Now to Fonseca, an appointment that (if it happens, long way to go yet as we’ve discovered in recent weeks) now inevitably underwhelms.
It’s not a disastrous idea. His style of play is a better fit to what Levy believes Spurs’ DNA to be (finishing seventh in Serie A also a good fit for what everybody else believes Spurs’ DNA to be) and is certainly going to be different to what Mourinho offered and what Conte would have offered.
Whether it will be better is far more open to debate after what really was a pretty woeful season in Rome.

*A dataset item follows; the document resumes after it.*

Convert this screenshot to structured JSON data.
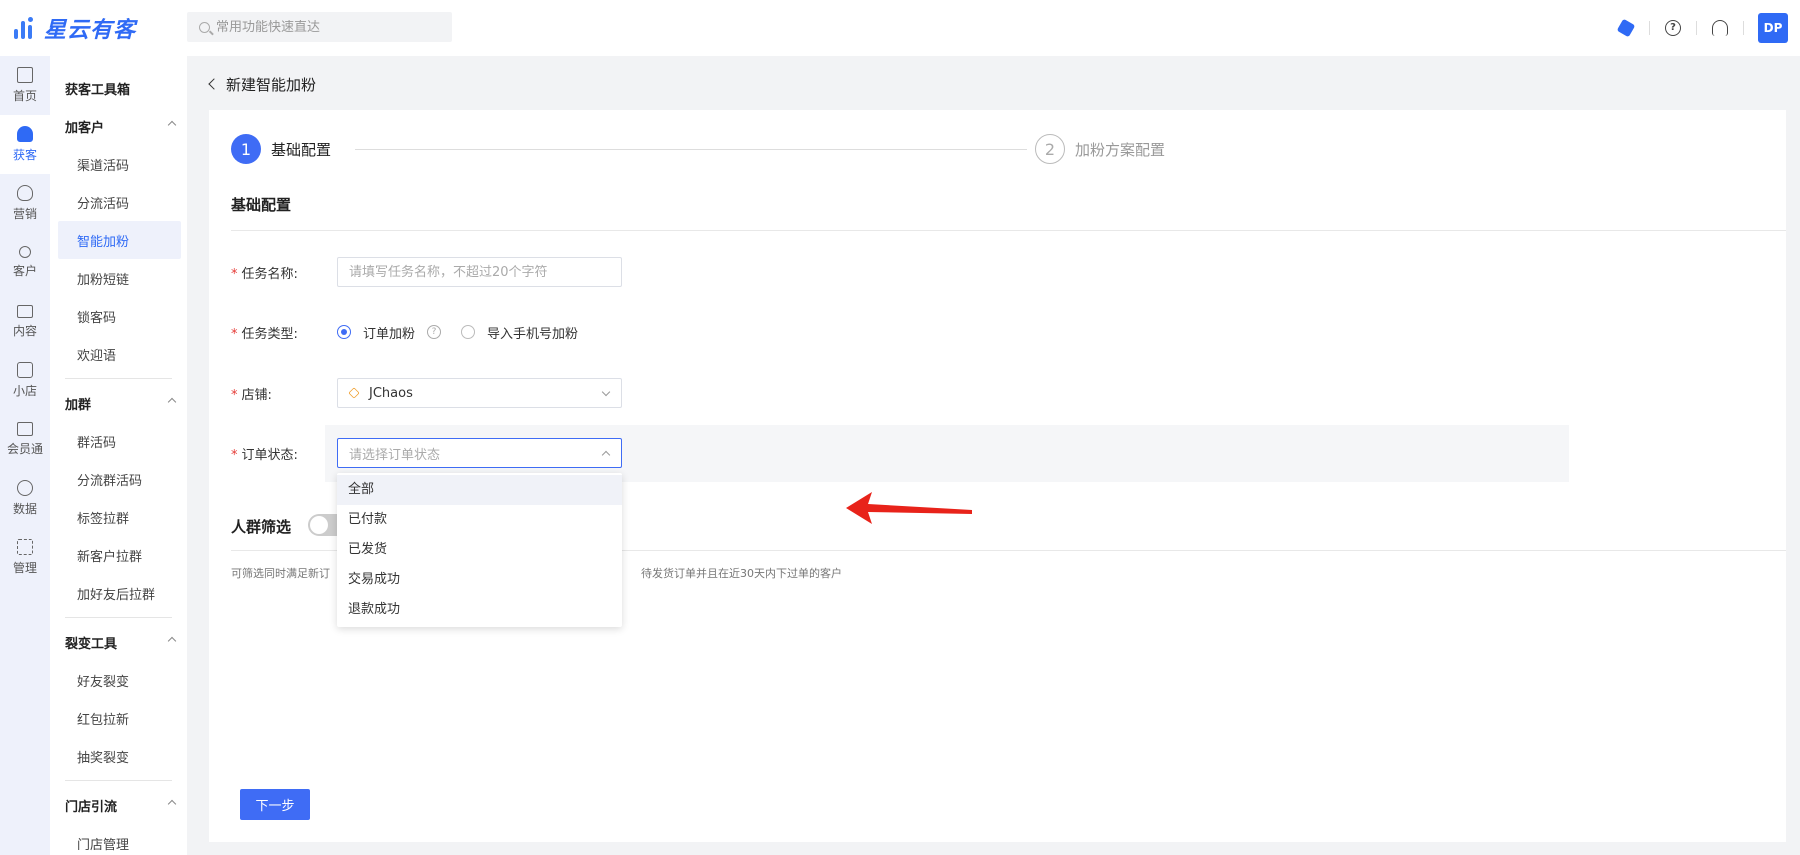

The briefing has already begun. Having seen Mourinho enjoy great success with blaming the players, there have been two significant threads to Spurs stories this week. First, that some of the players weren’t all that keen on Conte. (This, by the way, is a particularly risky strategy from Levy and co because whether they like it or not most of those players are still going to be there next season. Even for Mourinho the relentless depositing of players beneath the wheels of his parked bus proved ultimately insufficient to save him and if anything was self-defeating.)
Second we are told that Fonseca is very much the first choice of Spurs’ new director of football Fabio Paratici.
This second line of briefing is more understandable and more likely to succeed. It suggests – albeit rather unconvincingly – that far from being a random half-arsed and half-baked crap shoot, Tottenham have in fact been carefully and sensibly weighing up their options and that this is their number one choice. Second, and most important, it puts a barrier between Levy and the appointment. It’s Paratici’s man, don’t blame me. And as for who appointed Paratici…they won’t remember.
It’s hard to muster much of an opinion either way on Fonseca, really. Something will probably come along to scupper the deal in a bit anyway, but it is undeniably an appointment that reeks of meh. Fonseca has neither the narrative appeal of Pochettino nor the quality of Conte. He’s not an up-and-coming young coach like Graham Potter, or a time-served veteran like Rafa Benitez.
He has some of the attributes and most of the flaws that have marked out his predecessors. He probably won’t make Spurs conspicuously worse, but can anyone be truly excited about his potential to once again make them significantly better?
When espousing his preferred style of play ahead of Roma’s Europa League semi-final against Manchester United – and we all know how that panned out – he talked of his preference for a possession-based approach with a high line. That does at least point to a move away from the dreariest elements of Mourinho’s on-field approach to managing Spurs.
Fonseca does appear to share his fellow Portuguese’s knack for his other most irritating habit, though. Because what does Fonseca pinpoint as the source of any failure in his system?
“I think [when we’ve had problems] many times, it hasn’t been because other teams created situations against us. It’s because we made mistakes, losing balls in the first phase of play.
“And I think we paid more dearly for those mistakes than is normal, and that has been our biggest problem. Because yes, this type of game that we play can be risky, but in the long run I believe it is successful.”
A system that works as long as Spurs can avoid individual errors. Can’t see any problems there at all.